Rydberg interaction induced enhanced excitation in thermal atomic vapor

TL;DR

This paper experimentally demonstrates Rydberg anti-blockade in thermal vapor, showing enhanced excitation due to interactions, with a model explaining the observations and potential applications in quantum computing.

Contribution

The study provides the first experimental observation of Rydberg anti-blockade in thermal vapor and develops a model to explain the interaction-induced enhancement.

Findings

Observation of anti-blockade peak in thermal vapor

Non-linear vapor density dependence on Rydberg state

Good agreement between experiment and interacting atom model

Abstract

We present the experimental demonstration of interaction induced enhancement in Rydberg excitation or Rydberg anti-blockade in thermal atomic vapor. We have used optical heterodyne detection technique to measure Rydberg population due to two-photon excitation to the Rydberg state. The anti-blockade peak which doesn't satisfy the two-photon resonant condition is observed along with the usual two-photon resonant peak which can't be explained using the model with non-interacting three-level atomic system.
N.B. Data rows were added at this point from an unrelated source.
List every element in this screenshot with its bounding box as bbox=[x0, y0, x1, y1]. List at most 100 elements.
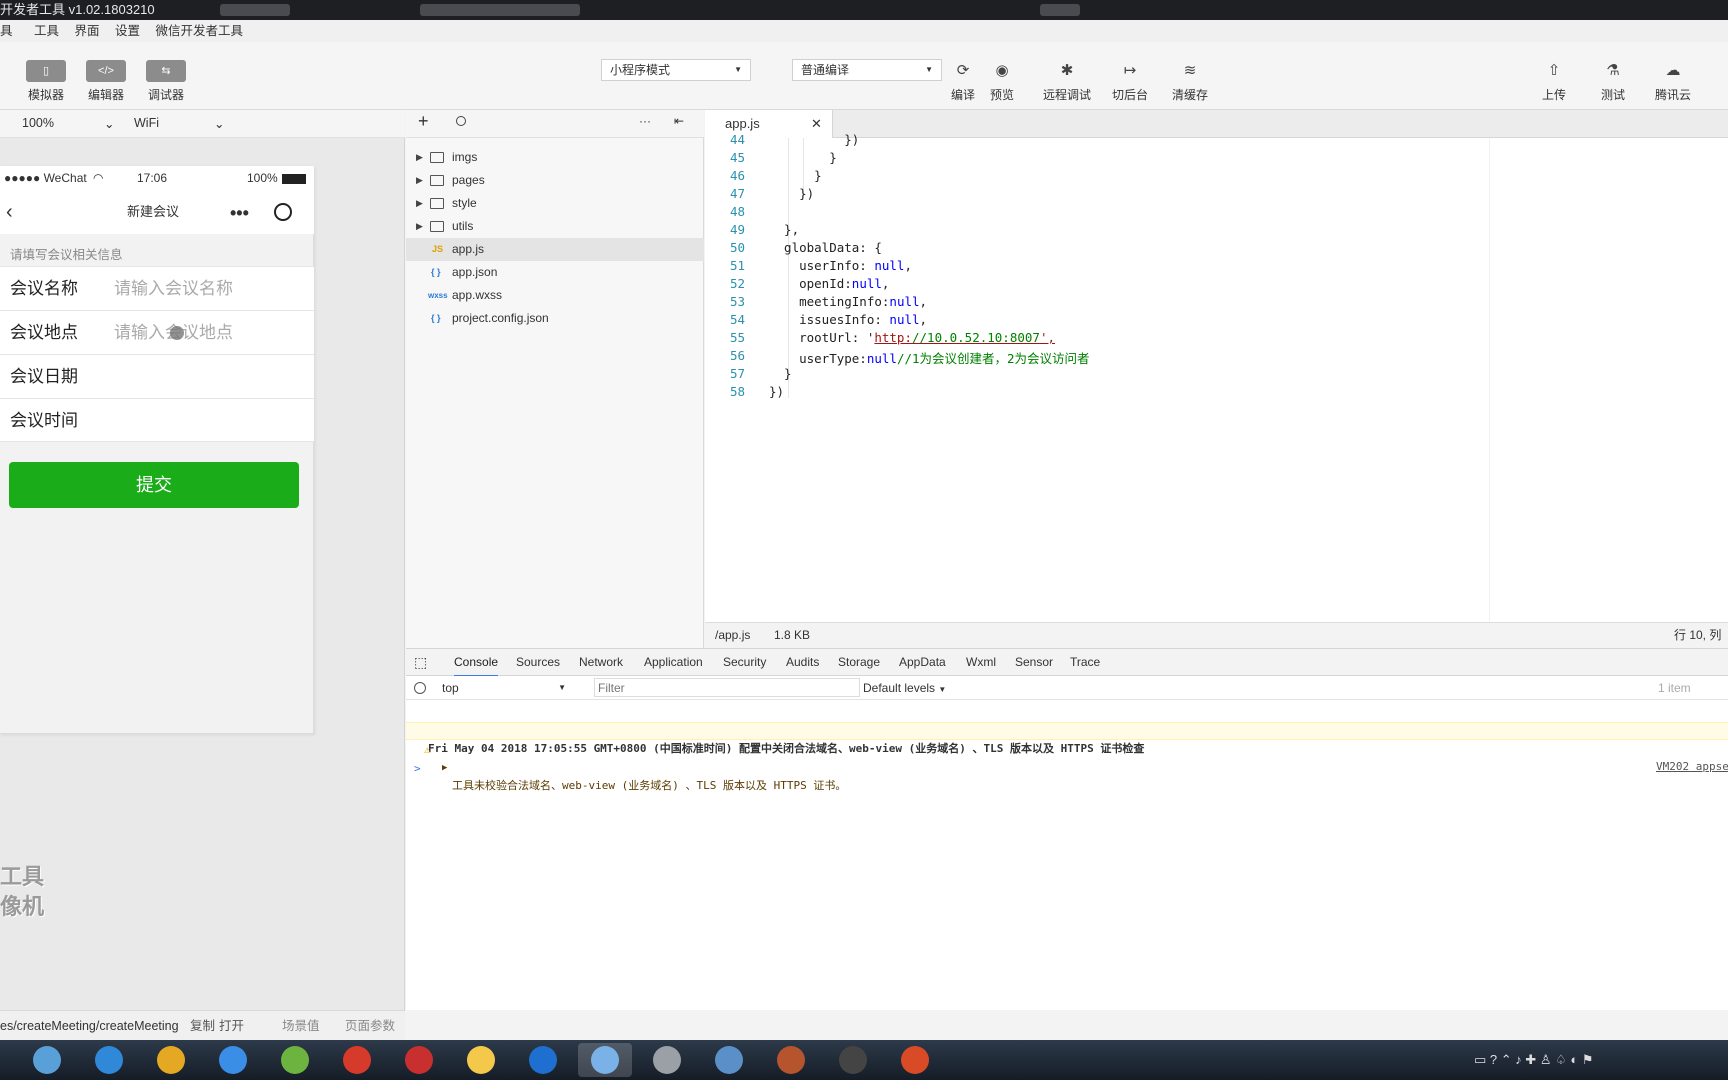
taskbar-app-button[interactable] bbox=[268, 1043, 322, 1077]
tab-trace[interactable]: Trace bbox=[1070, 649, 1100, 675]
tab-storage[interactable]: Storage bbox=[838, 649, 880, 675]
context-select[interactable]: top ▼ bbox=[442, 678, 570, 698]
taskbar-app-button[interactable] bbox=[330, 1043, 384, 1077]
code-editor[interactable]: 44 }) 45 } 46 } 47 }) 48 49 }, 50 globalData: … bbox=[705, 132, 1728, 638]
recording-watermark: 工具 像机 bbox=[0, 862, 44, 922]
phone-nav-bar: ‹ 新建会议 ••• bbox=[0, 190, 314, 234]
taskbar-app-button[interactable] bbox=[206, 1043, 260, 1077]
console-filter-input[interactable] bbox=[594, 678, 860, 697]
network-select[interactable]: WiFi ⌄ bbox=[134, 116, 230, 131]
tab-security[interactable]: Security bbox=[723, 649, 766, 675]
meeting-name-input[interactable]: 请输入会议名称 bbox=[114, 267, 233, 311]
folder-utils[interactable]: ▶ utils bbox=[406, 215, 704, 238]
preview-button[interactable]: ◉ 预览 bbox=[972, 60, 1032, 103]
file-project-config[interactable]: { } project.config.json bbox=[406, 307, 704, 330]
line-number: 57 bbox=[729, 366, 745, 381]
phone-screen: ●●●●● WeChat ◠ 17:06 100% ‹ 新建会议 ••• 请填写… bbox=[0, 166, 314, 734]
folder-pages[interactable]: ▶ pages bbox=[406, 169, 704, 192]
chevron-down-icon: ▼ bbox=[734, 65, 742, 74]
taskbar-app-button[interactable] bbox=[640, 1043, 694, 1077]
menu-item-settings[interactable]: 设置 bbox=[115, 24, 140, 38]
taskbar-app-button[interactable] bbox=[516, 1043, 570, 1077]
spring-icon bbox=[281, 1046, 309, 1074]
taskbar-app-button[interactable] bbox=[144, 1043, 198, 1077]
code-line: }) bbox=[769, 186, 815, 201]
switch-background-label: 切后台 bbox=[1111, 88, 1148, 102]
back-arrow-icon[interactable]: ‹ bbox=[6, 190, 13, 234]
debugger-toggle-button[interactable]: ⇆ 调试器 bbox=[136, 60, 196, 103]
debugger-icon: ⇆ bbox=[146, 60, 186, 82]
scene-value-button[interactable]: 场景值 bbox=[282, 1011, 320, 1041]
page-path-bar: es/createMeeting/createMeeting 复制 打开 场景值… bbox=[0, 1010, 405, 1040]
console-warning[interactable]: ⚠ ▶ 工具未校验合法域名、web-view (业务域名) 、TLS 版本以及 … bbox=[406, 722, 1728, 792]
add-file-icon[interactable]: + bbox=[418, 111, 429, 132]
meeting-date-row[interactable]: 会议日期 bbox=[0, 354, 314, 398]
log-levels-select[interactable]: Default levels ▼ bbox=[863, 676, 946, 702]
file-app-json[interactable]: { } app.json bbox=[406, 261, 704, 284]
remote-debug-button[interactable]: ✱ 远程调试 bbox=[1037, 60, 1097, 103]
tray-icons[interactable]: ▭ ? ⌃ ♪ ✚ ♙ ♤ ◐ ⚑ bbox=[1474, 1052, 1594, 1068]
taskbar-app-button[interactable] bbox=[888, 1043, 942, 1077]
menu-item-interface[interactable]: 界面 bbox=[75, 24, 100, 38]
more-icon[interactable]: ••• bbox=[230, 191, 249, 235]
paw-app-icon bbox=[467, 1046, 495, 1074]
search-icon[interactable] bbox=[456, 116, 466, 126]
tencent-cloud-button[interactable]: ☁ 腾讯云 bbox=[1643, 60, 1703, 103]
switch-background-button[interactable]: ↦ 切后台 bbox=[1100, 60, 1160, 103]
tab-application[interactable]: Application bbox=[644, 649, 703, 675]
tab-network[interactable]: Network bbox=[579, 649, 623, 675]
inspect-element-icon[interactable]: ⬚ bbox=[414, 649, 427, 675]
upload-button[interactable]: ⇧ 上传 bbox=[1524, 60, 1584, 103]
meeting-time-row[interactable]: 会议时间 bbox=[0, 398, 314, 442]
mode-select[interactable]: 小程序模式 ▼ bbox=[601, 59, 751, 81]
clear-cache-button[interactable]: ≋ 清缓存 bbox=[1160, 60, 1220, 103]
folder-name: pages bbox=[452, 173, 485, 187]
line-number: 53 bbox=[729, 294, 745, 309]
switch-background-icon: ↦ bbox=[1123, 62, 1137, 79]
simulator-toggle-button[interactable]: ▯ 模拟器 bbox=[16, 60, 76, 103]
file-app-js[interactable]: JS app.js bbox=[406, 238, 704, 261]
submit-button[interactable]: 提交 bbox=[9, 462, 299, 508]
copy-path-link[interactable]: 复制 bbox=[190, 1011, 215, 1041]
taskbar-app-button[interactable] bbox=[578, 1043, 632, 1077]
page-params-button[interactable]: 页面参数 bbox=[345, 1011, 395, 1041]
taskbar-app-button[interactable] bbox=[826, 1043, 880, 1077]
camera-app-icon bbox=[839, 1046, 867, 1074]
compile-mode-select[interactable]: 普通编译 ▼ bbox=[792, 59, 942, 81]
tab-appdata[interactable]: AppData bbox=[899, 649, 946, 675]
open-path-link[interactable]: 打开 bbox=[219, 1011, 244, 1041]
console-prompt[interactable]: > bbox=[406, 742, 1728, 775]
taskbar-app-button[interactable] bbox=[82, 1043, 136, 1077]
capsule-menu: ••• bbox=[222, 200, 302, 226]
file-app-wxss[interactable]: wxss app.wxss bbox=[406, 284, 704, 307]
taskbar-app-button[interactable] bbox=[454, 1043, 508, 1077]
line-number: 48 bbox=[729, 204, 745, 219]
tab-console[interactable]: Console bbox=[454, 649, 499, 677]
console-group[interactable]: ▼ Fri May 04 2018 17:05:55 GMT+0800 (中国标… bbox=[406, 704, 1728, 773]
taskbar-app-button[interactable] bbox=[702, 1043, 756, 1077]
zoom-select[interactable]: 100% ⌄ bbox=[22, 116, 118, 131]
editor-toggle-button[interactable]: </> 编辑器 bbox=[76, 60, 136, 103]
tab-sources[interactable]: Sources bbox=[516, 649, 560, 675]
clear-console-icon[interactable] bbox=[414, 682, 426, 694]
menu-item-truncated[interactable]: 具 bbox=[0, 24, 13, 38]
taskbar-app-button[interactable] bbox=[392, 1043, 446, 1077]
close-mini-program-icon[interactable] bbox=[274, 203, 292, 221]
more-options-icon[interactable]: ··· bbox=[639, 114, 651, 128]
menu-item-tools[interactable]: 工具 bbox=[34, 24, 59, 38]
collapse-panel-icon[interactable]: ⇤ bbox=[674, 114, 684, 128]
log-source-link[interactable]: VM202 appse bbox=[1656, 758, 1728, 776]
taskbar-app-button[interactable] bbox=[20, 1043, 74, 1077]
tab-sensor[interactable]: Sensor bbox=[1015, 649, 1053, 675]
menu-item-wechat-devtools[interactable]: 微信开发者工具 bbox=[156, 24, 244, 38]
preview-label: 预览 bbox=[989, 88, 1014, 102]
tab-wxml[interactable]: Wxml bbox=[966, 649, 996, 675]
test-button[interactable]: ⚗ 测试 bbox=[1583, 60, 1643, 103]
line-number: 51 bbox=[729, 258, 745, 273]
caret-right-icon: ▶ bbox=[416, 175, 423, 185]
taskbar-app-button[interactable] bbox=[764, 1043, 818, 1077]
folder-imgs[interactable]: ▶ imgs bbox=[406, 146, 704, 169]
tab-audits[interactable]: Audits bbox=[786, 649, 819, 675]
folder-style[interactable]: ▶ style bbox=[406, 192, 704, 215]
log-levels-value: Default levels bbox=[863, 681, 936, 695]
A model involving two interacting atoms is formulated for thermal atomic vapor using the dressed states of three-level atomic system to explain the experimental observations. A non-linear dependence of vapor density is observed for the anti-blockade peak which also increases with increase in principal quantum number of the Rydberg state. A good agreement is found between the experimental observations and the proposed interacting model. Our result implies possible applications towards quantum logic gates using Rydberg anti-blockade in thermal atomic vapor.